The client would not want to pay me to research and write material for his items, with 200 or more changing annually. And, although art history research is something I do well and some information about these lamps I already know, I would want him to check them for accuracy, at least and I am not sure he would even want to do that. He really wants a customer to see a lamp and phone him with its number.

Tropical_Willie's avatar

@anartist
Not to be sarcastic but “wants a customer to see lamp and PHONE him” but that is Sears Catalog. Sears stopped catalogs a long time ago.

I think the customer needs a marketing course for current times, may be at local Chamber of Commerce.

anartist's avatar

@Tropical_Willie Yes. Be sarcastic if you like but that is exactly how he feels. Early on, he used to even hate to have his email listed because he was uncomfortable with email and wanted to force his customers to phone. He has reluctantly come to accept it.
At one point I started a minor presence for him on flickr and facebook so he could post things directly but other than to have one of his staff post something to check it out has not used it. He is very old-school and English is his second language [perhaps part of the reason he is not interested in writing a lot of text]

ETpro's avatar

@anartist Oh, OK. I just meant that the script wasn’t being downloaded to my machine along with a data array which is then used to write the HTML.
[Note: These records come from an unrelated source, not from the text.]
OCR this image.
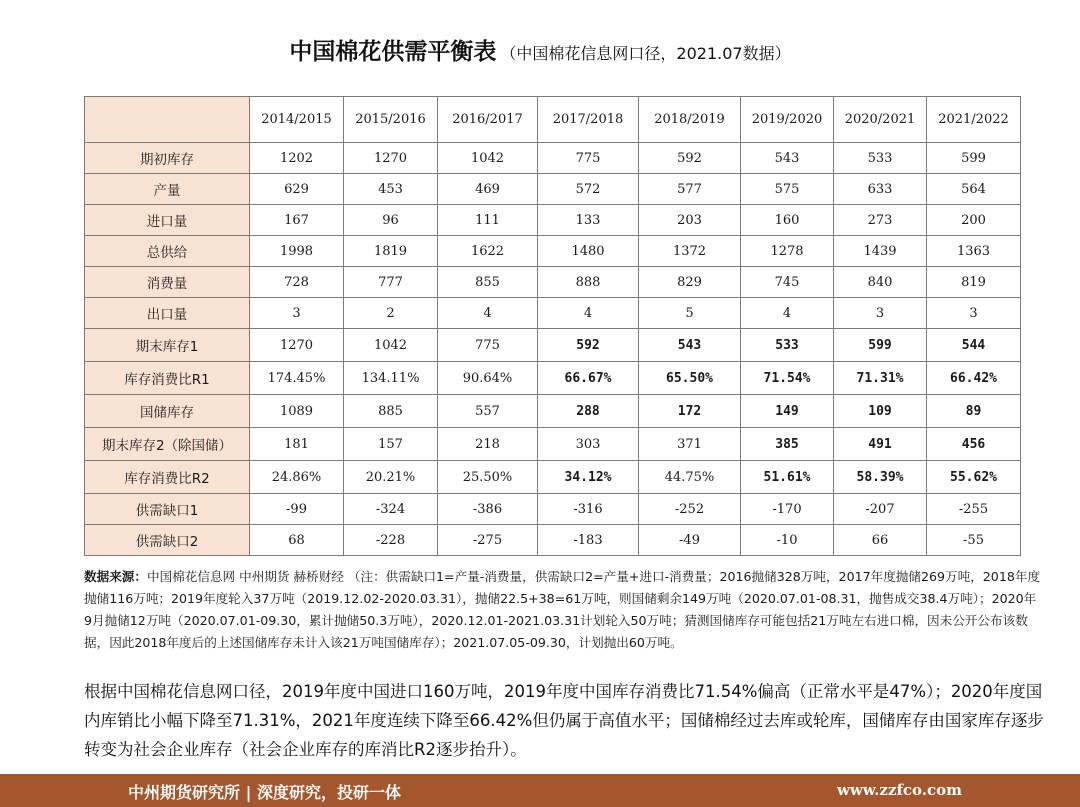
中国棉花供需平衡表 （中国棉花信息网口径，2021.07数据）
	2014/2015	2015/2016	2016/2017	2017/2018	2018/2019	2019/2020	2020/2021	2021/2022
期初库存	1202	1270	1042	775	592	543	533	599
产量	629	453	469	572	577	575	633	564
进口量	167	96	111	133	203	160	273	200
总供给	1998	1819	1622	1480	1372	1278	1439	1363
消费量	728	777	855	888	829	745	840	819
出口量	3	2	4	4	5	4	3	3
期末库存1	1270	1042	775	592	543	533	599	544
库存消费比R1	174.45%	134.11%	90.64%	66.67%	65.50%	71.54%	71.31%	66.42%
国储库存	1089	885	557	288	172	149	109	89
期末库存2（除国储）	181	157	218	303	371	385	491	456
库存消费比R2	24.86%	20.21%	25.50%	34.12%	44.75%	51.61%	58.39%	55.62%
供需缺口1	-99	-324	-386	-316	-252	-170	-207	-255
供需缺口2	68	-228	-275	-183	-49	-10	66	-55
数据来源：中国棉花信息网 中州期货 赫桥财经 （注：供需缺口1=产量-消费量，供需缺口2=产量+进口-消费量；2016抛储328万吨，2017年度抛储269万吨，2018年度抛储116万吨；2019年度轮入37万吨（2019.12.02-2020.03.31），抛储22.5+38=61万吨，则国储剩余149万吨（2020.07.01-08.31，抛售成交38.4万吨）；2020年9月抛储12万吨（2020.07.01-09.30，累计抛储50.3万吨），2020.12.01-2021.03.31计划轮入50万吨；猜测国储库存可能包括21万吨左右进口棉，因未公开公布该数据，因此2018年度后的上述国储库存未计入该21万吨国储库存）；2021.07.05-09.30，计划抛出60万吨。
根据中国棉花信息网口径，2019年度中国进口160万吨，2019年度中国库存消费比71.54%偏高（正常水平是47%）；2020年度国内库销比小幅下降至71.31%，2021年度连续下降至66.42%但仍属于高值水平；国储棉经过去库或轮库，国储库存由国家库存逐步转变为社会企业库存（社会企业库存的库消比R2逐步抬升）。
中州期货研究所 | 深度研究，投研一体	www.zzfco.com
@Tropical_Willie I totally agree. Sometimes it comes under the heading of “The customer is always right.” At least, they need to be right till they finally wake up to what an idiot they have been.

anartist's avatar

What I want to do sooner than later, but it is beyond me, is set up a database for him so he can select his descriptors from dropdowns for various fields and attach/link the images and totally change how his site works but how to begin? Numero uno, he would not want to pay for the major redo, and numero dos I have never developed a data-driven site with cms and all that—however, once it was done, it would be so much more efficient, I think. Yes??? No???

ETpro's avatar

Yes, it will be a continual albatross around your neck till it moves to a database driven site with CMS. I’m not sure that you could get enough flexibility into the content for good SEO by that high level of automation, though. It might be better to push him to learn to write.

anartist's avatar

I would hope that a gradually growing reference database [now just 6 separate short pages so no one will notice things like a jump from “I” to “S”] would take care of the SEO words issue. These are often one-of-a-kind pieces so the text would not be reused. And if he gave enough input to get basic info to appear with the photo – i could always add a little descriptive para for ones he really wanted to move, maybe???

ETpro's avatar

Interesting thought. I have not seen it done. Give it a try.